試しに「ノストラダムス ブログ」で検索すると、実に45000件以上もヒットする。意外にも連日のようにノストラダムスに言及しているブログ記事が公開されている。しかしノストラダムスといえば、未だに1999年の四行詩の解釈とは切っても切れないようだ。自分も10年前に「ノストラダムスの年代記」というテーマで「1999年の詩で何がいいたかったのか」という記事を書いたことがある。基本的なイメージはその時と大きく変わっていない。黙示録でいうところの、神を目の前にしたときの「畏れ」や「恐怖」は、まさに神そのものの属性といえる。ルカによる福音書第21章26〜27節など。このときは聖書学者のW・バークレーによるヨハネ黙示録の注解シリーズを参照した。また真野隆也氏の『黙示録 人と神の出会い』新紀元社 204頁にも、畏敬の念を抱くのは聖なるものの根源に対してとある。

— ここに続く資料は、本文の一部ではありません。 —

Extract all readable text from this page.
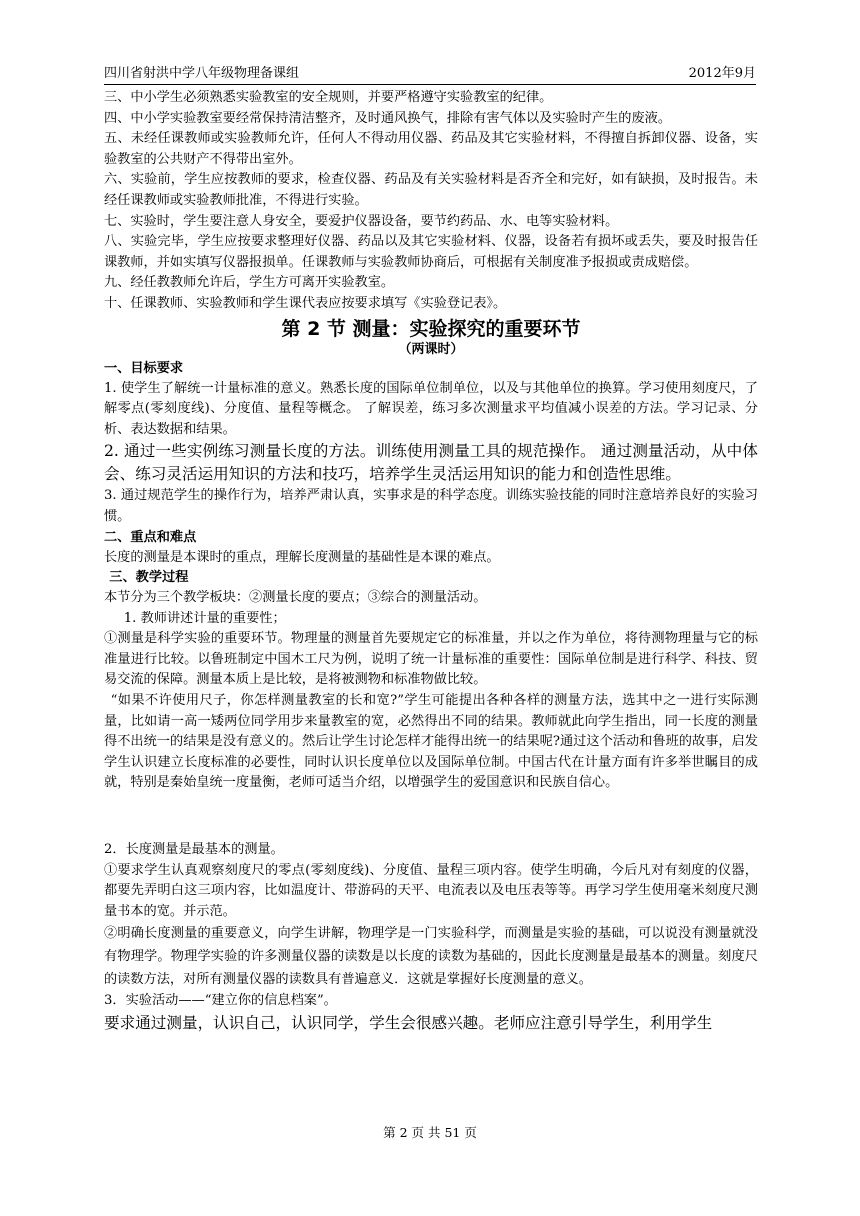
四川省射洪中学八年级物理备课组	2012年9月

三、中小学生必须熟悉实验教室的安全规则，并要严格遵守实验教室的纪律。

四、中小学实验教室要经常保持清洁整齐，及时通风换气，排除有害气体以及实验时产生的废液。

五、未经任课教师或实验教师允许，任何人不得动用仪器、药品及其它实验材料，不得擅自拆卸仪器、设备，实验教室的公共财产不得带出室外。

六、实验前，学生应按教师的要求，检查仪器、药品及有关实验材料是否齐全和完好，如有缺损，及时报告。未经任课教师或实验教师批准，不得进行实验。

七、实验时，学生要注意人身安全，要爱护仪器设备，要节约药品、水、电等实验材料。

八、实验完毕，学生应按要求整理好仪器、药品以及其它实验材料、仪器，设备若有损坏或丢失，要及时报告任课教师，并如实填写仪器报损单。任课教师与实验教师协商后，可根据有关制度准予报损或责成赔偿。

九、经任教教师允许后，学生方可离开实验教室。

十、任课教师、实验教师和学生课代表应按要求填写《实验登记表》。

第 2 节 测量：实验探究的重要环节

（两课时）

一、目标要求

1. 使学生了解统一计量标准的意义。熟悉长度的国际单位制单位，以及与其他单位的换算。学习使用刻度尺，了解零点(零刻度线)、分度值、量程等概念。 了解误差，练习多次测量求平均值减小误差的方法。学习记录、分析、表达数据和结果。

2. 通过一些实例练习测量长度的方法。训练使用测量工具的规范操作。 通过测量活动，从中体会、练习灵活运用知识的方法和技巧，培养学生灵活运用知识的能力和创造性思维。

3. 通过规范学生的操作行为，培养严肃认真，实事求是的科学态度。训练实验技能的同时注意培养良好的实验习惯。

二、重点和难点

长度的测量是本课时的重点，理解长度测量的基础性是本课的难点。

三、教学过程

本节分为三个教学板块：②测量长度的要点；③综合的测量活动。

1. 教师讲述计量的重要性；

①测量是科学实验的重要环节。物理量的测量首先要规定它的标准量，并以之作为单位，将待测物理量与它的标准量进行比较。以鲁班制定中国木工尺为例，说明了统一计量标准的重要性：国际单位制是进行科学、科技、贸易交流的保障。测量本质上是比较，是将被测物和标准物做比较。

“如果不许使用尺子，你怎样测量教室的长和宽?”学生可能提出各种各样的测量方法，选其中之一进行实际测量，比如请一高一矮两位同学用步来量教室的宽，必然得出不同的结果。教师就此向学生指出，同一长度的测量得不出统一的结果是没有意义的。然后让学生讨论怎样才能得出统一的结果呢?通过这个活动和鲁班的故事，启发学生认识建立长度标准的必要性，同时认识长度单位以及国际单位制。中国古代在计量方面有许多举世瞩目的成就，特别是秦始皇统一度量衡，老师可适当介绍，以增强学生的爱国意识和民族自信心。

2．长度测量是最基本的测量。

①要求学生认真观察刻度尺的零点(零刻度线)、分度值、量程三项内容。使学生明确，今后凡对有刻度的仪器，都要先弄明白这三项内容，比如温度计、带游码的天平、电流表以及电压表等等。再学习学生使用毫米刻度尺测量书本的宽。并示范。

②明确长度测量的重要意义，向学生讲解，物理学是一门实验科学，而测量是实验的基础，可以说没有测量就没有物理学。物理学实验的许多测量仪器的读数是以长度的读数为基础的，因此长度测量是最基本的测量。刻度尺的读数方法，对所有测量仪器的读数具有普遍意义．这就是掌握好长度测量的意义。

3．实验活动——“建立你的信息档案”。

要求通过测量，认识自己，认识同学，学生会很感兴趣。老师应注意引导学生，利用学生

第 2 页 共 51 页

こうした宗教的な考え方は欧米では一般的のはずだが、従来のノストラダムス本のなかであまり見掛けることはなかった。唯一これに近いと感じたのが先日紹介したミシェル・デュフレーヌの注釈である。そこには恐怖の大王が表象するのは、黙示録における恐怖の王(神)とし、あるいは教皇のごとく霊的起源をもつ君主であり、百詩篇6-24に記されていると見る。フランスにフランソワ一世のごとき新王が登場し王位を復活させるという解釈もまあ近い。的中したかどうかは別にしてノストラダムスの真意に近いのではないかと今でも思う。